L’ idea è di ACRA, ong sostenuta da oltre 500 volontari in Italia, in Africa e in America Latina. Impegnata da sempre nell’ aiuto allo sviluppo rurale, ACRA ha progettato la scuola professionale di Njombe insieme ad altre quattro non profit: l’ associazione di volontariato Nessuno Escluso, la coop sociale Libra che ha costruito l’ edificio scolastico, la Diocesi locale e un’ organizzazione tanzaniana, la African Ways Ltd. Anche i computer delle aule vengono da una non profit, il Banco Informatico, che ha fornito le macchine ricondizionate, donate da aziende e banche italiane.

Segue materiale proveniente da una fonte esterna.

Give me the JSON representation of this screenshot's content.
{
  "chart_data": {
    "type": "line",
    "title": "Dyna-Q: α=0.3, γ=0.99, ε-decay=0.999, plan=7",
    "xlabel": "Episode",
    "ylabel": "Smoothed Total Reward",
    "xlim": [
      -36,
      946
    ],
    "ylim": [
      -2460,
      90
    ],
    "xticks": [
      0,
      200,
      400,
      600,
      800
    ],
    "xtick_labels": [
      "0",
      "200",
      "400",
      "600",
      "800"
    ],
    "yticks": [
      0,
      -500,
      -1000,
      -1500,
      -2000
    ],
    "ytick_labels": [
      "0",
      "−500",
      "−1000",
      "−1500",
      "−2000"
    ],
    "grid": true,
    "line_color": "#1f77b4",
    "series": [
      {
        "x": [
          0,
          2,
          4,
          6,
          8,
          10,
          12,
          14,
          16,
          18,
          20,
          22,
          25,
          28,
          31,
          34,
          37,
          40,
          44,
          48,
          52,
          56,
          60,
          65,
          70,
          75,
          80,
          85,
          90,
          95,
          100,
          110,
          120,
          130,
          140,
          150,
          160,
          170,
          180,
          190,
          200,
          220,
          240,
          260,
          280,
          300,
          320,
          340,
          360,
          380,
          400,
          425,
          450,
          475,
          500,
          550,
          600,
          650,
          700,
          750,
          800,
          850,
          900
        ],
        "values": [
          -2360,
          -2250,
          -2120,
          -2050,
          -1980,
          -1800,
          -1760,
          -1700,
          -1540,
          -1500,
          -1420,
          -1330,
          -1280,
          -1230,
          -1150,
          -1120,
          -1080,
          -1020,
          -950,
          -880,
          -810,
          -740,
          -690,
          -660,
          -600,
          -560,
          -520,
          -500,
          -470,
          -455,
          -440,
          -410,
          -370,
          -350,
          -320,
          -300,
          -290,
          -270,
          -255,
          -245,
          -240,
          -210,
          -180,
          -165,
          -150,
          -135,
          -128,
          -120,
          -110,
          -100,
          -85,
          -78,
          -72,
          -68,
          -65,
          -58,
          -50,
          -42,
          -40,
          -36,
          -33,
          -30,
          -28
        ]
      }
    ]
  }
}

La scuola stessa si configura come un’ impresa sociale, senza distribuzione di utili, ma in grado di autofinanziarsi entro il quinto anno di attività, secondo il “business plan”. Questo modello organizzativo ha preso ad esempio la Fundacion Paraguaya, che nel Paese sudamericano ha aperto scuole di successo per combattere la povertà e promuovere la nascita di nuove imprese. In Tanzania, il governo ha investito molto nell’ istruzione negli ultimi anni, ma la qualità dell’ offerta formativa è ancora insufficiente. Spesso, infatti, le scuole non riescono a dare ai giovani una formazione spendibile sul mercato del lavoro, ad esempio l’ inglese e l’ informatica e a promuovere quello spirito imprenditoriale che sta alla base dello sviluppo economico.